Sunday, September 4, 2016

Tiny Cabin Motivation

What is it that motivates us to do what we are doing … to go from dreaming and theorizing about a thing to actually doing the thing dreamed of?

The closest thing to a one line answer would probably be something like … Our philosophy of life has evolved to the point that it is the only reasonable thing that we can do.

The italicized answer makes sense and is good enough for those that have already worked through all the issues and levels necessary to simmer things down to a life-philosophy answer. For those that haven't exercised themselves in working through the issues and levels, the italicized answer … the life-philosophy thing … is kind of out there in left field and doesn't provide much of an answer; though the life-philosophy thing is honestly the ultimate answer.

Our own points of personal evolution are the product of years, decades of years, of personal processing, establishing priorities, refining interests, and storing away volumes of useful retrospect as personal frames of reference. We have discovered, in the aforementioned processing, a lot of motivation.

The past few years, and especially the past year, we have refused to allow anything or anyone to cause our sights to drift off the target. It has required a great deal of discipline on our part. It has not been easy. It has been well worth it but not at all easy.

There are a few major issues that must be addressed where an adventure such as this is concerned. The primary issue ... a question that must be met with a satisfactory answer ... is, What do we prefer to be doing with our lives?

I use we in the question.

We, under this roof, happen to be a we ... there are two of us involved in this adventure. Single people have only an I to decide for. Anyone with a spouse or partner becomes a we situation with we challenges. A we situation with dependent children becomes another situation altogether … not an impossible one but one with other sets of challenges.

I mentioned earlier that, where something like this involves a we, there has to be a lot of agreement. Walking in agreement necessarily involves making compromises. One of the fortunate things, where this we is concerned, is that we share a lot of similar interests. Our personalities are different. We're a Pisces and a Scorpio. One is an Alabama Pisces boy and one is a Jersey Scorpio girl. We have, where two individuals are concerned, a good many differences.

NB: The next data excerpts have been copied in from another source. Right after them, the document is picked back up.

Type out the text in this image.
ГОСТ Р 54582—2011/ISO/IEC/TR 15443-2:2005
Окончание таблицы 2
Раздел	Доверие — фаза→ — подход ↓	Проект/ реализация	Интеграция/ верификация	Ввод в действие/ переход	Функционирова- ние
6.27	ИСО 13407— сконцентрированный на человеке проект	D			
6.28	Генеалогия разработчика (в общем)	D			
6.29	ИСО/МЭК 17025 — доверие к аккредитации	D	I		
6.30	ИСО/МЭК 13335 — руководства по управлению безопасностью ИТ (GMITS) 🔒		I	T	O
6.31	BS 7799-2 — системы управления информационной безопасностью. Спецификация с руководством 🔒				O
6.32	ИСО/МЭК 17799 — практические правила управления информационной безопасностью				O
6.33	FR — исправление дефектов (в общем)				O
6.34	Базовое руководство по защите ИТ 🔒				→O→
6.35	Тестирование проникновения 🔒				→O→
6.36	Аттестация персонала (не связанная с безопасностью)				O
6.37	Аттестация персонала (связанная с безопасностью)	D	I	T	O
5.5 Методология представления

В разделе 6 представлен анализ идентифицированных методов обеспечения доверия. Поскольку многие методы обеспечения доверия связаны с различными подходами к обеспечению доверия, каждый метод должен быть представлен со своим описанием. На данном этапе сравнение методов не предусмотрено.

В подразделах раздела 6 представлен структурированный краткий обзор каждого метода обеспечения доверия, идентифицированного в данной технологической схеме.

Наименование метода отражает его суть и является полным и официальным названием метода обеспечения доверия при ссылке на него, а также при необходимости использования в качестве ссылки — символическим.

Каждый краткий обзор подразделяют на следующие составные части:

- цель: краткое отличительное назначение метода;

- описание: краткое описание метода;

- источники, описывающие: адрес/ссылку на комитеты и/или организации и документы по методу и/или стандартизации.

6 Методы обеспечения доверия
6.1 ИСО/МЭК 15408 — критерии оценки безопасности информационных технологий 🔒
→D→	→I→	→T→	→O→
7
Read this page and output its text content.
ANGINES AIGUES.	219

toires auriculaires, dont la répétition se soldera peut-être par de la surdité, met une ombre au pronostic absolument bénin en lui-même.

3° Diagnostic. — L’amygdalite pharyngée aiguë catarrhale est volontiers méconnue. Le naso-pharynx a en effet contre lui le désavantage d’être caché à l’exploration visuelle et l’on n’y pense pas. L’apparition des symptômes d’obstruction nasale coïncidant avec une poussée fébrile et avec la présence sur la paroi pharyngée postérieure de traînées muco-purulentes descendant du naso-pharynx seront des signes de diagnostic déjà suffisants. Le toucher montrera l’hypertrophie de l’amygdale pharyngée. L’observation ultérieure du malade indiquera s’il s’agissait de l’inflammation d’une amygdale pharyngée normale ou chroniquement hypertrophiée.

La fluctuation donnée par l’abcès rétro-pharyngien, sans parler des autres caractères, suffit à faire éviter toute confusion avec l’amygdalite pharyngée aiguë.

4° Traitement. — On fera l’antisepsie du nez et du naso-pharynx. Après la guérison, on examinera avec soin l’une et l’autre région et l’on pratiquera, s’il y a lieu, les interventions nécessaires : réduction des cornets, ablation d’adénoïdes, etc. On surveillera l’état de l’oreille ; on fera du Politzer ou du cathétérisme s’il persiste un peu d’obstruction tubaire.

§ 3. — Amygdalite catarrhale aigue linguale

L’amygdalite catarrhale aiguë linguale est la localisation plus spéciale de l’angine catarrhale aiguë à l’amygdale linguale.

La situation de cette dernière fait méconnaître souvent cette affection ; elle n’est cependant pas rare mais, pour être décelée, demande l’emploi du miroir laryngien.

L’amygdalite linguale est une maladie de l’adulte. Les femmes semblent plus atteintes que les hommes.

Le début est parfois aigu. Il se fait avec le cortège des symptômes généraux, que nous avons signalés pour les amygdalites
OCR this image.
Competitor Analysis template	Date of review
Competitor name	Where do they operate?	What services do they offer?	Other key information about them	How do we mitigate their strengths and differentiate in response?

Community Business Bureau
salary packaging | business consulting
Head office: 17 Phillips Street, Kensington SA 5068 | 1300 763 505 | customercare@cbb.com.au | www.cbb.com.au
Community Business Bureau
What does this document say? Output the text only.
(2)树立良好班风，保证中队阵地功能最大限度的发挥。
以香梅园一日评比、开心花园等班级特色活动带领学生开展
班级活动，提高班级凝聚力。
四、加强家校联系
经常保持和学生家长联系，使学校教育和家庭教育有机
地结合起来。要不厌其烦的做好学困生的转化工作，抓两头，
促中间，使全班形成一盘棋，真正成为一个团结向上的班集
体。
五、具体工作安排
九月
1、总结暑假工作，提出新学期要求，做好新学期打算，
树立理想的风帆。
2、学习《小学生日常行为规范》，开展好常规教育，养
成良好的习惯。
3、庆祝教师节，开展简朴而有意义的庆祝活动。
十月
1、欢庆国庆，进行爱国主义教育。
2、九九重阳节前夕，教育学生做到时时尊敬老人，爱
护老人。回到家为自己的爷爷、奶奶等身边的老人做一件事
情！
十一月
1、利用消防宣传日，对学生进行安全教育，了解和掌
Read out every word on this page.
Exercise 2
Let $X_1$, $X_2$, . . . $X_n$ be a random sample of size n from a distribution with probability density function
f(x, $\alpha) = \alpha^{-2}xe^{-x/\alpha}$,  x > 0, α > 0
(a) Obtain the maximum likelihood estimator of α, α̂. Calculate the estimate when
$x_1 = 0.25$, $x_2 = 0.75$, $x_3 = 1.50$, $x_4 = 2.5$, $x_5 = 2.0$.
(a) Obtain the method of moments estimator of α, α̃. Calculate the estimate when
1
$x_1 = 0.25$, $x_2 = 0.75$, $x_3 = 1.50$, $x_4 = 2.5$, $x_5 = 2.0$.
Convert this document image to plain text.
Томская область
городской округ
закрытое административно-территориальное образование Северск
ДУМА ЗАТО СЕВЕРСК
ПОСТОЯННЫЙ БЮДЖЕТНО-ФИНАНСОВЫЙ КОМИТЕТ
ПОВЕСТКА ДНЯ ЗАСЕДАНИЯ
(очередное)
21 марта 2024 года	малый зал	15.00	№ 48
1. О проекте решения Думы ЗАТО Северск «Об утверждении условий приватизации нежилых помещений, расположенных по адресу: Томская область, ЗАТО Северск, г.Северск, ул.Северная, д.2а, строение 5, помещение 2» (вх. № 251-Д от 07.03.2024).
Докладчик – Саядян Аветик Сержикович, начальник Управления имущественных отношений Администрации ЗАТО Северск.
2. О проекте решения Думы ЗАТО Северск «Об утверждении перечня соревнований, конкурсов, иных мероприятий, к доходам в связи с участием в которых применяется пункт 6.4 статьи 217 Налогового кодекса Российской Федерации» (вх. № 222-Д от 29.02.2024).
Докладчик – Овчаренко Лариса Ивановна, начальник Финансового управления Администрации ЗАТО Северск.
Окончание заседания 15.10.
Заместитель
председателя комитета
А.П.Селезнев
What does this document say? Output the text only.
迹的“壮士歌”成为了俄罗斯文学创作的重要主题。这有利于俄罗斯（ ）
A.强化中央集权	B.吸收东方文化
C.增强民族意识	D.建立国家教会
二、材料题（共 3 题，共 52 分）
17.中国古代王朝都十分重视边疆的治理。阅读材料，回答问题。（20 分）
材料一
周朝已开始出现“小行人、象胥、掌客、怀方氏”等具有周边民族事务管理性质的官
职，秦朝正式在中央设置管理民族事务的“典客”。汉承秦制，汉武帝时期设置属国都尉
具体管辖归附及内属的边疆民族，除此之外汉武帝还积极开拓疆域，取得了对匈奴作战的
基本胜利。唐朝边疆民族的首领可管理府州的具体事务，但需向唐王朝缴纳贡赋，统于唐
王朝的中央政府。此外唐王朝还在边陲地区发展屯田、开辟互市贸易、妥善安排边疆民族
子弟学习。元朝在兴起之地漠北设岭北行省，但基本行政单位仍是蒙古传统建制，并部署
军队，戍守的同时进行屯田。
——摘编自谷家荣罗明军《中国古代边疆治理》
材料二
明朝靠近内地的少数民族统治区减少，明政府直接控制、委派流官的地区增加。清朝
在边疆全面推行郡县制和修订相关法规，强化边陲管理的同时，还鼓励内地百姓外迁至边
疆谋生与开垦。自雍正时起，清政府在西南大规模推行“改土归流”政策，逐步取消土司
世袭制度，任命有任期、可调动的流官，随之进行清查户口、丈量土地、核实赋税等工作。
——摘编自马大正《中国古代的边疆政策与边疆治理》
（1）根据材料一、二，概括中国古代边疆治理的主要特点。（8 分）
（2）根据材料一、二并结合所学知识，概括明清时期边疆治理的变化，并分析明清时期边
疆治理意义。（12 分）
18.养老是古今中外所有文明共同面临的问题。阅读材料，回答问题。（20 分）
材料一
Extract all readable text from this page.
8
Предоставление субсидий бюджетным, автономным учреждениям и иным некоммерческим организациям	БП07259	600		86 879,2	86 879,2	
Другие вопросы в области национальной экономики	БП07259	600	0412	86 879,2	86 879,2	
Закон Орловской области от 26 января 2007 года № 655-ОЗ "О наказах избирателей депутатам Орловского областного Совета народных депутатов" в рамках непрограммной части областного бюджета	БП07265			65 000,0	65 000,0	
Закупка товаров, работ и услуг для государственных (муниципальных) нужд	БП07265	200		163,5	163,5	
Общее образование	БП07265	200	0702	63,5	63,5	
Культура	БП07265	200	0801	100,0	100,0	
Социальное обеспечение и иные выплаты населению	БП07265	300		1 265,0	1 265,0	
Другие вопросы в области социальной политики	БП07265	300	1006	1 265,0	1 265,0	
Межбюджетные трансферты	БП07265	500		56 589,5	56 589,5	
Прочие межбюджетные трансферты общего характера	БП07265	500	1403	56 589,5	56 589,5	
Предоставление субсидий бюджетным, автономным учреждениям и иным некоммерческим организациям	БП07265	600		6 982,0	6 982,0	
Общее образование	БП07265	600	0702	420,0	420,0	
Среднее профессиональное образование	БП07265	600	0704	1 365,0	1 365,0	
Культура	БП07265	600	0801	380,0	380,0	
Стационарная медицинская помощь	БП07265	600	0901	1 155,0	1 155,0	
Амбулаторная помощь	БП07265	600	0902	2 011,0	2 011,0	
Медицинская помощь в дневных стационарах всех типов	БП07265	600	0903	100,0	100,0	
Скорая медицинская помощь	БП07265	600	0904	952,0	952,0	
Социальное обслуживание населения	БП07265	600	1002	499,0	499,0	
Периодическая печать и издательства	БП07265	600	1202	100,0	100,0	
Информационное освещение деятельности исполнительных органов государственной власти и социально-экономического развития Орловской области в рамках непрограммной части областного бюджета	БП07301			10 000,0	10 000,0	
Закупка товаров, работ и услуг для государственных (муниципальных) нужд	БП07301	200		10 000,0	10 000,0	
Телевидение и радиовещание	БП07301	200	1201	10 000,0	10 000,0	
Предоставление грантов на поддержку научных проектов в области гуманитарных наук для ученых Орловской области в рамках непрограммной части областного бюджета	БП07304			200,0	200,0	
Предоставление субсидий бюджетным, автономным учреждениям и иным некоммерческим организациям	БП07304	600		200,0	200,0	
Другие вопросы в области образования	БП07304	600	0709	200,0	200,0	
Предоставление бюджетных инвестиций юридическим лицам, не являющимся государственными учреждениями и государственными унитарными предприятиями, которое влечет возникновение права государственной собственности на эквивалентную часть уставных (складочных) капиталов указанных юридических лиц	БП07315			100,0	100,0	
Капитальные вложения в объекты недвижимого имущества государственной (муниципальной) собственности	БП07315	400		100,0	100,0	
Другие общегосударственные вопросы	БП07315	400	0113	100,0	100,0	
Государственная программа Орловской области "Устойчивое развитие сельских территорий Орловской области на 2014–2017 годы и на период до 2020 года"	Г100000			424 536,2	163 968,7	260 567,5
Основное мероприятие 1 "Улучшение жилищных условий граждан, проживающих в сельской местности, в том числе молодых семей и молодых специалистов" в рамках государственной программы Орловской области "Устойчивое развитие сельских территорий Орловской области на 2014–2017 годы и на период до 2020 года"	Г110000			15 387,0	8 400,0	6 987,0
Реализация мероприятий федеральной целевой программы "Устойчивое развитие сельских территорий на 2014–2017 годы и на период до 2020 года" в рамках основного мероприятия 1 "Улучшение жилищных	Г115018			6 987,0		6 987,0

Differences can be complementary provided there are shared life-interests that reach farther than the relational utilitarianism involved in keeping house, raising children, and going on an occasional vacation. Our necessary compromises have never centered upon relational matters. Their aim has been, and remains, always focused upon effectively placing shots within the ten-ring regardless the distance of the target downrange.

We prefer having the freedom to happily follow our dreams and interests. This is especially important to us now as we enter into what some have referred to as the autumn years of life.

Freedom isn't free.

There are costs involved. The associated costs aren't really sacrifices. They are more along the lines of trade-offs that have a way of forming sinew and muscle on the bare skeleton wired together in the coined phrase less is more. In architecture and in life. Less is more. This less is more thing is something that we have long embraced in theory. Only as we have actually invested ourselves in it have we honestly begun to realize the truth contained therein.

We prefer to be happy and at ease.

Not as an occasional thing snatched at with the leftovers of life and personal resources but, rather, as a lifestyle. Happiness and ease, for us, involves not only downsizing to this small cabin. It also involves the freedom to take Fred (our camping van) on long leisurely rides to who knows where for who knows how long. We have dear friends, family, and grandchildren that we'd like to visit. There are sights, sunrises, and sunsets to see while we are yet able.

We have, at this point in our adventure, begun part-timing at the cabin.

There are still a number of things to do to apply the finishing touches to things at both ends of the county. There are things to be done to finish closing down where we've lived and called home for the past 12 years. 12 years is a lot of accumulation. We have, despite all the variables and uncertainties involved in pulling this thing off within our desired time frame, managed to keep things either in the ten-ring or right on the edge of it.

There are still things to do to put the finishing touches on the cabin. Call it an inhabitable work in progress. Mostly interior cosmetic stuff and screening the small front porch to create a mosquito-free spot to sit. We'll be whittling on these as we go along.

There is a very definite learning curve involved in an adventure such as this.

Figured into this curve is a wide stretch that has to do with learning to relax after those decades of running pillar to post and back again. Relaxation. Honest to goodness relaxation. Not the weekend version of it or the annual off the clock version of it; even if the off the clock version comes as paid absence. We're all familiar with those versions of it, versions that always include a too soon Monday morning and a time clock.

This version?


This version is different. It is strange and unfamiliar. This version, at least what we have experienced of it in our part-timing, will take some acclimation. Life lived on the time clock, or constantly doing routines of time and energy demanding chores, doesn't incorporate this version into anyone's personal frame of reference.